The Art of Switching Off

We try our best to imitate and sometimes emulate machines. Some people do challenge themselves to their limits and spend a significant amount of time in front of a screen. Many lead very hectic schedules, with their work creeping into their private lives. 

Although workloads are indeed challenging, recovering our strength takes more than just a simple power source. Resting from the hustle and bustle of everyday life is not always straightforward, especially as we tend to ignore our own limits in relation to workloads. This can typically lead to burnout, mental exhaustion and lack of productivity, impacting your personal and professional life. In this article, we shall be discussing some tips to help switch off and enjoy better work life balance.
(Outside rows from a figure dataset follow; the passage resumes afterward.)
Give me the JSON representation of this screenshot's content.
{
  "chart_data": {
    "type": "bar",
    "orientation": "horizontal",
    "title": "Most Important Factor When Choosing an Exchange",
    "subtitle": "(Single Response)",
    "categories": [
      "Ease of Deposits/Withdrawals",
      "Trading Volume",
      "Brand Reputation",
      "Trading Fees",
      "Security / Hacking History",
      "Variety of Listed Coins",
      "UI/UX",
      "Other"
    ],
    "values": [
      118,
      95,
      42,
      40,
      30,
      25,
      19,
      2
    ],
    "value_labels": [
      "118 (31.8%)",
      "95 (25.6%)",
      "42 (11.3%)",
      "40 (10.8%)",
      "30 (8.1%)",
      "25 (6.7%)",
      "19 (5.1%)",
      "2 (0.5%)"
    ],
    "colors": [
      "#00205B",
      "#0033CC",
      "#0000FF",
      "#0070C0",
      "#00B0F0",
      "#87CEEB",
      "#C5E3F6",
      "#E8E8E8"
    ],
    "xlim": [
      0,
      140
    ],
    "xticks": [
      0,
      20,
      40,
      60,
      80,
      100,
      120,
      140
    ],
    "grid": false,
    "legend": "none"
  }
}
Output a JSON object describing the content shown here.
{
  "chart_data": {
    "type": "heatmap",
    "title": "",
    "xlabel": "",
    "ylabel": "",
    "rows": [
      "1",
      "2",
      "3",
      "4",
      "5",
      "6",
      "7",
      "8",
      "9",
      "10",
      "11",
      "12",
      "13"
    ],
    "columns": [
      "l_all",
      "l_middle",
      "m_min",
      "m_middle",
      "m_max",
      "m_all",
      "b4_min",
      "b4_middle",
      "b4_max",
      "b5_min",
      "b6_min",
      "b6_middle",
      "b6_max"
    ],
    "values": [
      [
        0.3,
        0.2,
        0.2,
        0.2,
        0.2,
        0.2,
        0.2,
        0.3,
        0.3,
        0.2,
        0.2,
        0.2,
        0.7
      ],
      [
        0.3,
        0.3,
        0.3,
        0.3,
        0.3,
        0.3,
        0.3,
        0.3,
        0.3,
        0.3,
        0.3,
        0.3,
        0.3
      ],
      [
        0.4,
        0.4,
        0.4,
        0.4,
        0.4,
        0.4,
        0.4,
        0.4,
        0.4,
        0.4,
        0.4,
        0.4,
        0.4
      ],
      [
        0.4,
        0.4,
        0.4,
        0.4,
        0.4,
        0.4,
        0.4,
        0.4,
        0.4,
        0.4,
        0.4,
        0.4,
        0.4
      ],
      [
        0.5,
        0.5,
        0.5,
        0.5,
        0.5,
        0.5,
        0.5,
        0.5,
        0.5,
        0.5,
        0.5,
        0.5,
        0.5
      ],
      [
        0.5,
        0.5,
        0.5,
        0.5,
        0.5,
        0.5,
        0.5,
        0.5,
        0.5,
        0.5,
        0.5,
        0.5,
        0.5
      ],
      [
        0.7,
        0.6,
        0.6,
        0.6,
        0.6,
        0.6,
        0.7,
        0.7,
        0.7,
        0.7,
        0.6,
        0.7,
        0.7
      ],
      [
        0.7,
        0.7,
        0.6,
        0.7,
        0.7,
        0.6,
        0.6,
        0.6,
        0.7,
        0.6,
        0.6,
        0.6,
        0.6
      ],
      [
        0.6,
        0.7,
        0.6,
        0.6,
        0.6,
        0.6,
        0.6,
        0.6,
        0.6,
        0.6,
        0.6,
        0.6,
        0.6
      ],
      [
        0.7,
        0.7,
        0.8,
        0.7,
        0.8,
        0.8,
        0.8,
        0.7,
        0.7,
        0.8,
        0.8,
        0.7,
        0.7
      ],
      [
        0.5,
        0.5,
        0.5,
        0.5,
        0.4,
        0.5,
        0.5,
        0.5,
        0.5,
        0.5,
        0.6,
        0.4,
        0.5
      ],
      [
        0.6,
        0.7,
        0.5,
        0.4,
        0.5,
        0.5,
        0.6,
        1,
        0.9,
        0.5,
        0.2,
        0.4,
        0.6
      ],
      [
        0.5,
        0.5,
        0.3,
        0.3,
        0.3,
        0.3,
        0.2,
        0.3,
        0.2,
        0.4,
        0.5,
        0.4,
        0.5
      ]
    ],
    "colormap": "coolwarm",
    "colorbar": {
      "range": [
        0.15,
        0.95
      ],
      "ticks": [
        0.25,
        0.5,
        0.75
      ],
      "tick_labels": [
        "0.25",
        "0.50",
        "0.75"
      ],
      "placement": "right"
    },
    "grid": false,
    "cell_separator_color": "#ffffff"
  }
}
Take a break from the devices

Most people today own a smartphone. In this day and age, it is no longer a surprise to realise that we spend more time interacting with technology rather than sleeping. Together with the renowned problems such as poor eyesight and headaches, excessive use of devices is also associated with anxiety and depression. This underscores the importance of scheduling regular breaks from your devices. It is recommended that you spend five to ten minutes away from a device for every hour spent in front of one. 


A lot of jobs today require significant screen time. To maintain a healthy lifestyle, this needs to be countered with physical activity, such as walking. Not doing so can negatively impact health, increase your weight and probability of disease. Walking also helps you to detach and find a certain degree of tranquillity.


We are constantly active and rarely caught doing nothing. This continued activity is likely to hurt the mind over the long-term. Mindfulness enables one to dilute distractions, improving cognition and focus. Yoga and meditation are two popular examples of mindfulness.

Spend time with loved ones

It is important to keep in mind that what matters the most is not tied to wealth or personal status. Long-term happiness is not built on money and fame, but it is more tied to the relationships we develop and sustain. One of the ways to switch off from our daily stresses is by spending time with our loved ones. As we grow older, it is highly unlikely that we have regrets related to professional targets. It is more likely that we have regrets at not spending enough time with our loved ones.

Although we may try, it is very difficult to measure up with robots. Productivity is positive, however we need to respect that our bodies have limits and that mastering the art of switching off is critical for long-term mental and physical health.